Universities that promise free expression cannot enforce policies regarding student speech in a way that discriminates against certain viewpoints. Unfortunately, universities often do exactly that. The newest example of this disrespect for student speech rights comes from George Washington University (GWU), where student Ramie Abounaja was forced to remove a Palestinian flag from outside his window because other students complained.
On October 26, a GWU police officer came to Abounaja’s dorm room to demand that Abounaja remove the Palestinian flag, claiming that the police department received complaints about the flag’s presence. Abounaja reports that the officer did not leave until the flag was taken down, and that he returned a few minutes later to question Abounaja about the incident and write a report. Three days later, Abounaja attempted to learn why he had been required to remove the flag:
On Thursday, October 29, Mr. Abounaja spoke to Rhonna Bollig, the area coordinator at the Center for Student Engagement, explained how he was treated, and mentioned that he could find no applicable rule. In fact, Mr Abounaja had seen five banners or flags hanging from GW residential buildings on that day alone. Ms. Bollig could not refer Mr. Abounaja to any written rule and suggested it would be “no problem” if he hung his flag up inside his room.
While the police officer’s involvement was troubling enough on its own, the controversy over Abounaja’s flag didn’t stop there. On November 3, GWU’s Graduate Fellow Office of Student Rights & Responsibilities sent Abounaja a warning letter, telling him that his behavior constituted a violation of the Code of Student Conduct and/or the Residential Community Conduct Guidelines. GWU’s administrators also told Abounaja, “[W]e hope that you will be respectful of your peers and aware of your behavior” because “[t]he act of an individual has a profound effect on the community.” He was warned that further reports against him could result in disciplinary action, but he was again not told which specific policies he had violated. The next day, Abounaja responded to the university, explaining that he felt his flag was being unfairly targeted:
I felt like I was being singled-out, because of my heritage and the viewpoint of my speech, for something I’ve seen dozens of students, fraternities and other student groups do in my three years at GW. …The events of the last week have left me feeling humiliated, upset and like I can’t even feel safe in my own dorm room. I’ve had finals this week and have found it very hard to study or to think about anything else.

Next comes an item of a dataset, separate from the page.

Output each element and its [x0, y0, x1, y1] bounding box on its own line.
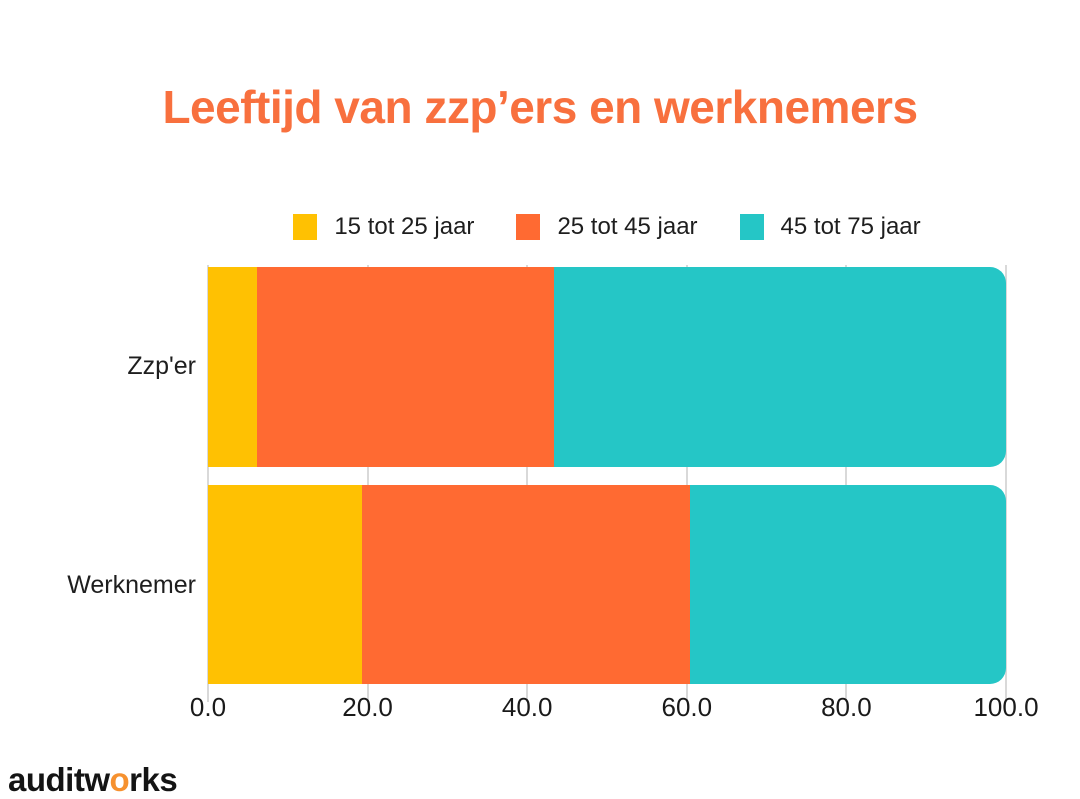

He received no response. On Monday, advocacy group Palestine Legal sent a letter to GWU in defense of Abounaja, explaining that GWU’s warning letter and removal of the flag “violate the free speech principles to which GW claims to adhere” and demanding that the university apologize to Abounaja and allow him to express himself without fear of disciplinary action. Palestine Legal points out that GWU engaged in viewpoint discrimination, an act that is unacceptable at a university that claims to value freedom of expression:
It is clear, as reflected by comments from the police officer, that Mr. Abounaja was questioned, censored and sanctioned because some people complained about his flag, presumably because they do not like Palestinians or because they disagree with the viewpoint expressed.

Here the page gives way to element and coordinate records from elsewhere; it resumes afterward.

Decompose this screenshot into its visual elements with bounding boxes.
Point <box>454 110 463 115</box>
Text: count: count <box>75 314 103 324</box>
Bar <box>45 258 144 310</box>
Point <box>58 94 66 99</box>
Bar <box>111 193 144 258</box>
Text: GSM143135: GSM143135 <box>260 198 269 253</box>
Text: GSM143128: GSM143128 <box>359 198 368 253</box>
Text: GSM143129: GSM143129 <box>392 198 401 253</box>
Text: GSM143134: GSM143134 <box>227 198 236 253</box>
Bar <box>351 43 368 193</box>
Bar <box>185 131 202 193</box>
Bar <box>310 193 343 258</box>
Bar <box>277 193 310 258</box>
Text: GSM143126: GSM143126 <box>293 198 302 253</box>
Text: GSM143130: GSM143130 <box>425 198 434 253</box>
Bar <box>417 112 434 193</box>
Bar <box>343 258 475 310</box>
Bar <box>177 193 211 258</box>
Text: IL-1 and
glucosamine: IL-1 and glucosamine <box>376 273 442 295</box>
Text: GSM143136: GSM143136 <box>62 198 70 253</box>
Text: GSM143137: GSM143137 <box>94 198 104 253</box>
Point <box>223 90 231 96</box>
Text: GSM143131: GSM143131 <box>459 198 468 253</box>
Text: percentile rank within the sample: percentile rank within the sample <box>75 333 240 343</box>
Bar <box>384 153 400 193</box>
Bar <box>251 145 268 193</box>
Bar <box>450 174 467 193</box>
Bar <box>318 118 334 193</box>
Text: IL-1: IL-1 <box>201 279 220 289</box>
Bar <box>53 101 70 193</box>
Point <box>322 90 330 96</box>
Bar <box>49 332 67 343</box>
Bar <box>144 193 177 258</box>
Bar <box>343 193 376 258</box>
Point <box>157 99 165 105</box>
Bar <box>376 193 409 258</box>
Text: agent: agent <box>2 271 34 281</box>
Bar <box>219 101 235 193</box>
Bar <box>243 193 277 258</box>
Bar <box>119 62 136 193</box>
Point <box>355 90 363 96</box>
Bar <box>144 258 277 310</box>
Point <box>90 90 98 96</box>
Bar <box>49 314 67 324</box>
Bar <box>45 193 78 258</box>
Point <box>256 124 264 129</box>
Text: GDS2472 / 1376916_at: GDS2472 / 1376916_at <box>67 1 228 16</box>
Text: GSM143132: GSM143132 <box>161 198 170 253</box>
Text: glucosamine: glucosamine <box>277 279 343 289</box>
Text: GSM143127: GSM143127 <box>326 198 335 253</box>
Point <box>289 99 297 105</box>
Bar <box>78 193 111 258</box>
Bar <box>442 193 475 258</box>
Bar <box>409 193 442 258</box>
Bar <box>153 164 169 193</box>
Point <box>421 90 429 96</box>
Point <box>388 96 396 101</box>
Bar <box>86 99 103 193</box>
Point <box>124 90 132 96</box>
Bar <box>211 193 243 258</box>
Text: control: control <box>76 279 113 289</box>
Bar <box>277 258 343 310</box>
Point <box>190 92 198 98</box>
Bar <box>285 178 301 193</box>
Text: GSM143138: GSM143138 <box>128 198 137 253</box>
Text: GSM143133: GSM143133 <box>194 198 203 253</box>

That same day, GWU published a statement regarding the incident:
The George Washington University is committed to fostering a welcoming and safe environment for every member of the GW community, and we encourage students to share their rich diversity of backgrounds, experiences and views with their peers. GW has not banned any flags from its campus; however, the university’s Residential Community Conduct Guidelines prohibit the hanging of any object outside of a residence hall window (Section III. 7), and this is enforced when reported to the GW Police Department. These guidelines apply to all on-campus housing residents.
While GWU may use policies to restrict hangings outside windows, it cannot enforce those policies only when their content offends students, as it appears to have done in Abounaja’s case.
This is far from the first time FIRE has seen universities practice viewpoint discrimination in their enforcement of real or imaginary policies regarding window hangings. In 2013, Davidson College administrators demanded student Max Feinstein remove a rainbow flag from his window, but couldn’t produce a policy that supported their actions when Feinstein challenged them—the Director of Residence Life simply claimed that his job allowed him to decide when students must take down flags. And at Auburn University in 2011, student Eric Philips was ordered to take down a campaign banner supporting Ron Paul, even though other students were not forced to take down their window hangings. Two University of Texas, Austin (UT) students were threatened with punishment in 2008 because they failed to remove political signs from their windows after being told to do so. UT’s associate vice president for legal affairs Jeffery Graves said the rules against window hangings ensured that the university could “prevent things plastered around campus willy-nilly.” The University Democrats and the College Republicans joined forces to criticize the ban.
It’s also not unheard of for universities to treat window hangings as a police matter. As we said in August when three University of North Carolina at Chapel Hill campus police officers demanded a professor remove a sign from her office window that advocated for a building to be renamed after author Zora Neale Hurston, campus police have no business demanding professors or students remove posters from their windows.
George Washington University must clarify its policies and reaffirm its commitment to free speech. Should we revisit this case on the Torch, we hope it will be to commend the university for acknowledging that it cannot use its policies to target students for their viewpoints.